And Gwendolen's painful growing up. Her sections were a bit dull at the beginning, but by the end, I wept for her.
Gwendolen is the part of that book that works for me. I liked her from the beginning.
Esther Summerson, now -- there I had a similar trajectory to the one you described. At the beginning I wanted to strangle her for her continual hesitation and self-deprecation and overweening humility (one of my professors made a good case for this as one a realistic portrait of psychological damage -- quite different from the effect Dickens was going for in the rest of the book -- but it still grated terribly), and then by the end I felt deeply and terribly for her.

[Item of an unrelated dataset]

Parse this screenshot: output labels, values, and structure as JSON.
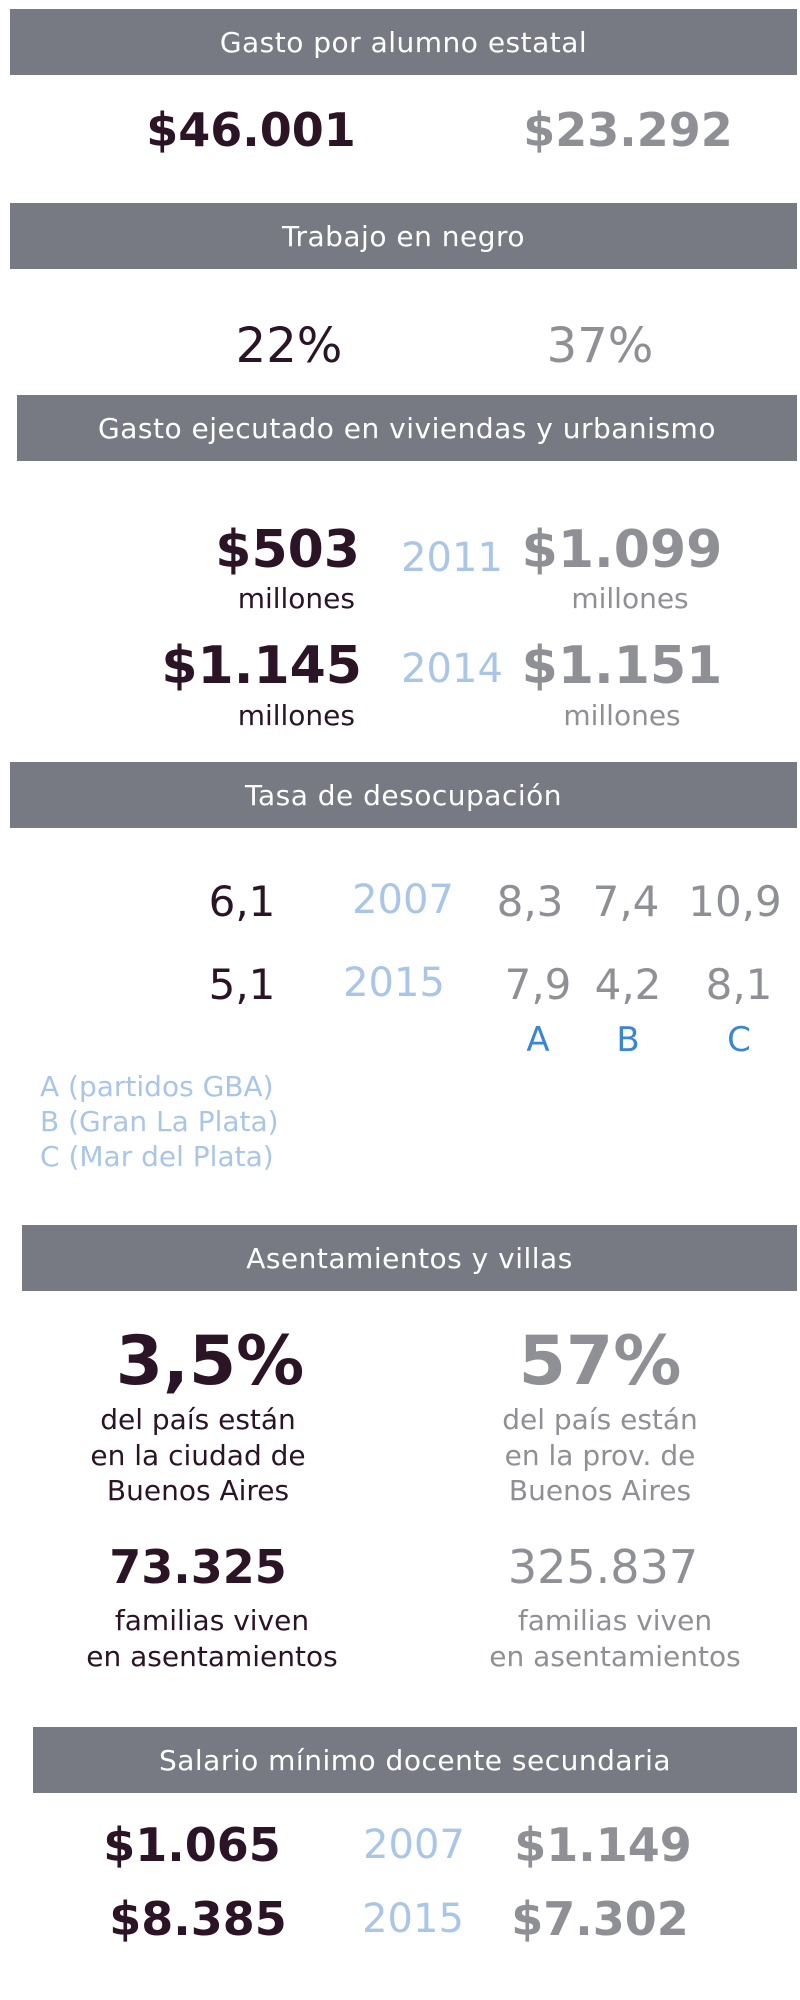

While I am sad to be shunned by Nutty, I must admit to a lack of tears. And yet I still have big love for
Bleak House.
Just not the cryin' kind of love.
I first read "Count of Monte Cristo" because it was the thickest book in the library. "Bleak House" is big, you say?
Oh! It's the climax of the first "character flees from awfulness" segment of the story, where Jo is finally found by all those trying to rescue him. Note how I can quote it extemporaneously, because it made such an impression on me.
Esther is an odd bird. I don't always like her when we're reading her narratives; but I like her very much when all the other characters look at her. It's very rare that I can read a first-person narrative and really believe that the narrator knows herself so poorly.
The reason I came back to
Bleak House
-- I "read" it in college, and realized later I had zero comprehension of it -- was that scene where they are chasing the mother of the dead child. My teacher read it out loud, and I never got over the coolness of the narration: "the mother of the dead child", and no histrionics. That was what made me have to go back 5 years later and read it properly, myself, and boy was I glad I had.
And last night I finished House of the Scorpion, which Nutty had generously left with me. Excellent YA novel, full of thoughtful policial, social, and scientific speculation about the drug wars, and the implications of cloning and genetic manipulation. Good stuff.
Is that by Nancy Farmer? I keep meaning to pick up one of her books, and that one looked particularly interesting.
Bleak House is about eight or nine hundred pages in small close-set Penguin edition. I read most of it in two days after a two-week vacation, because it turned out to be just the wrong kind of prose for train rides from London to Venice to Berlin to Prague to London. So I had assignment catch-up to do, and I lay down in bed and read for two days straight.
It was wonderful.
And it has one of the most magnificent opening paragraphs ever.
Is that by Nancy Farmer?
Yup. I was impressed and may look for more. Will also pass it on to the soon-to-be fifteen year-old niece.
And it has one of the most magnificent opening paragraphs ever.
YES! Micole and I, after many months and years of disagreeing about literature, are one. Happy sighs all around.
Nancy Farmer
Yes. I read
The Ear, The Eye and The Arm
a couple of years ago and adored it, and am spreading the love. (I have not read
House of the Scoprion
yet myself.)
I love
House of the Scorpion
because it was sort of deliciously twisted for a YA book. I loved the fact that the country was called Opium. Matt was so broken, sad and confused.
If you liked that, you should try M.T.Anderson's book
Feed
which is also Sci Fi for the YA set. In the book, parents have a feed directly installed in the brains of children that allows them immediate cranial connection to the internet. So amazing.